As she was a frequent participant at protest rallies in Ranchi, it did not take her long to find like-minded people. Soon she had a group of women working with her disseminating information about CAA and NRC, and persuading people to attend sit-in protest. However, she had to face reluctance and scepticism initially but “after attending to their queries and apprehensions I would get their confidence and support,” Shagufta said expressing her accomplishment.
It all started in Ranchi on January 19, 2020, when Hum Bharat Ke Log (We the People of India)- a coordination committee- called for a sit-in protest near Haj House Kadru. As Shagufta was already trying to organise a Shaheen Bagh-like protest, she joined it as soon as she came to know about it.
“In a way, it is heartening to see women who have never set their foot outside the traditionally limited spaces of their dwellings are coming out and speaking their mind in these protests”, rejoiced Shagufta with the fact that women from Muslim community are leading the protests.
She further added, “People from different districts and even from far-flung villages joined the protests. They joined the sit-in protest and listened to speakers. In the evening, at the time of leaving the protest site they hugged and wept.”
Narrating about how people are being self-motivated in participating in the protest she said that one woman couldn’t leave the protest site, she stayed back. Later on, she went back to her place and got a bus full of women to join the sit-in protest against CAA.

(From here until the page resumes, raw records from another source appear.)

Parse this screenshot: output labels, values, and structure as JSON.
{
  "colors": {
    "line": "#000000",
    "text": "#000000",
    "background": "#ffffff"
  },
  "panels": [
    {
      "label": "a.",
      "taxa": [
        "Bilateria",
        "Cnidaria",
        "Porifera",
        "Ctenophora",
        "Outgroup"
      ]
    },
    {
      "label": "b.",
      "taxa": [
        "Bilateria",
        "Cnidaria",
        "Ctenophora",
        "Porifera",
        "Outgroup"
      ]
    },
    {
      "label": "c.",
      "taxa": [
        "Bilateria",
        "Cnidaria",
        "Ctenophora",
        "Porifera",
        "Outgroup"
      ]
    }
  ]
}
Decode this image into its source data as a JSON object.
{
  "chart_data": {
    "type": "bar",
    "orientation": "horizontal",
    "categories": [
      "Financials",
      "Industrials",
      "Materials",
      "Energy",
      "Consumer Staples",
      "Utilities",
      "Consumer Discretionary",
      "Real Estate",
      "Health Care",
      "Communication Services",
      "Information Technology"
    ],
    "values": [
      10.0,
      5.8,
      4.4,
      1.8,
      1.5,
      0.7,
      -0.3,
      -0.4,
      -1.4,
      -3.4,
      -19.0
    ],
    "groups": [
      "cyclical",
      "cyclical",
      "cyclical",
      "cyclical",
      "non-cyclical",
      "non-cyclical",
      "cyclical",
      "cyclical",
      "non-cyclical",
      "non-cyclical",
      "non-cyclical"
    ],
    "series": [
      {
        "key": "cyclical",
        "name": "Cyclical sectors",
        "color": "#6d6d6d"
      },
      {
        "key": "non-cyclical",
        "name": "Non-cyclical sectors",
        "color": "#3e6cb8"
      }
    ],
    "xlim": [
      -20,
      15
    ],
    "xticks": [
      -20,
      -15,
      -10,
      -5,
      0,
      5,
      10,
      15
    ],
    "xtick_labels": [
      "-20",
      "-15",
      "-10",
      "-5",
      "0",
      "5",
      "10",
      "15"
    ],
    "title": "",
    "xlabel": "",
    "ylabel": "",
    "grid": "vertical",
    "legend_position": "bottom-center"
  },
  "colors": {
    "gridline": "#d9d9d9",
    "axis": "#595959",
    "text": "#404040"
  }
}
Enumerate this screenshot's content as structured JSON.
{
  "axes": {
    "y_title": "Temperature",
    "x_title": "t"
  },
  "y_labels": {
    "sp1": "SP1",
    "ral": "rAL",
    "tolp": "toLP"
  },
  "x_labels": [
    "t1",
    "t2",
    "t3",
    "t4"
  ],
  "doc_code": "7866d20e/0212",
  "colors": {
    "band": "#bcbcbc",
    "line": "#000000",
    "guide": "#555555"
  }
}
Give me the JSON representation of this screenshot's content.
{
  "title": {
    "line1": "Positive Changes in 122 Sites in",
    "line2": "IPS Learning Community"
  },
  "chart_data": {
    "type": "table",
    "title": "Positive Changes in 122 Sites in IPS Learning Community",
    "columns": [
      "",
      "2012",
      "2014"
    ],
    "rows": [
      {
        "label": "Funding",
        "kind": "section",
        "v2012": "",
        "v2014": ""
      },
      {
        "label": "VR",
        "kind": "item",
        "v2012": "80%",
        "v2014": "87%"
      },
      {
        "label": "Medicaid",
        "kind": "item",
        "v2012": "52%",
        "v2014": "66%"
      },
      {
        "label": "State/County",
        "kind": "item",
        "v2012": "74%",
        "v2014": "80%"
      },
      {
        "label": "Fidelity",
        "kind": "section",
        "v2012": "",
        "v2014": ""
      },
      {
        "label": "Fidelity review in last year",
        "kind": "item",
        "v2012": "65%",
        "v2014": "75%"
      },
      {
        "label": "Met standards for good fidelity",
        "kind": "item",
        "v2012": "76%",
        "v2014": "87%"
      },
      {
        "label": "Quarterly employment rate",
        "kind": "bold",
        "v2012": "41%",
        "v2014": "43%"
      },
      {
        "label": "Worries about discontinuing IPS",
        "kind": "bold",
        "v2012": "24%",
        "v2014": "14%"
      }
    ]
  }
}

Since the day the sit-it protest began at Kadru, the number of women protestors has only grown. According to Shagufta whosoever attends the protest they tend to bring in other women and speak out their concerns to the protesters.
On the stage at the protest site speakers raised crucial issues and critiqued the government’s recent policies. Taking a dig at Prime Minister Narendra Modi, Indu Nazia accused the PM of failing to deliver on his promises of ‘acche din’ (good days).
Nazia who lost her business due to demonetization criticizes the BJP government on several grounds. Calling out BJP’s tall claims of ‘saving Muslim women through Triple Talaq law (an act which criminalizes instant divorce by Muslim men) a farce Nazia terms the CAA against the Constitution and an anti-Muslim law.
She says as if losing her business wasn’t enough, she now finds herself at the risk of losing her citizenship, her home, her family. Since she got to know about the sit-in protest by women in Ranchi, she too decided to join the protest. She has been regular at the protest site delivering daily speeches and reading out her poems.
Social Media, Autonomy and Protests
20-year-old Shabana is up in arms along with a group of young women, mostly of her age, against the police brutality at Jamia University in Delhi on February 10. The group of young women, consisting of first-time protesters, coordinates using WhatsApp to organise for their February 11 protest rally.
“I want to contribute to the protests in whatever capacity I can. I have been following the protests happening in the city, where I have met many other girls and have formed a group now; we share information and updates.”
The young women coordinate over messaging applications and plan what would be their slogans during the protest rally at a meeting point decided by them over a messaging application. In the meantime, one of them raises a concern -if something goes wrong in the protest. However, to boost her courage, another pitches in and says “we are doing nothing wrong. Boys, bystanders all join us in protests.”
Cutting into this conversation two other girls argue that sit-in protests might not be enough to make the government repeal the discriminatory CAA. Afreen who is a regular protester indicating to take the protest to the streets says, “Are we going to sit here forever? I don’t see this working anymore”.
The group continues their dialectics. Their discussions continue on various online platforms. Social media and messaging applications have been instrumental in connecting first-time protesters thus bringing them to the forefront at the protest sites.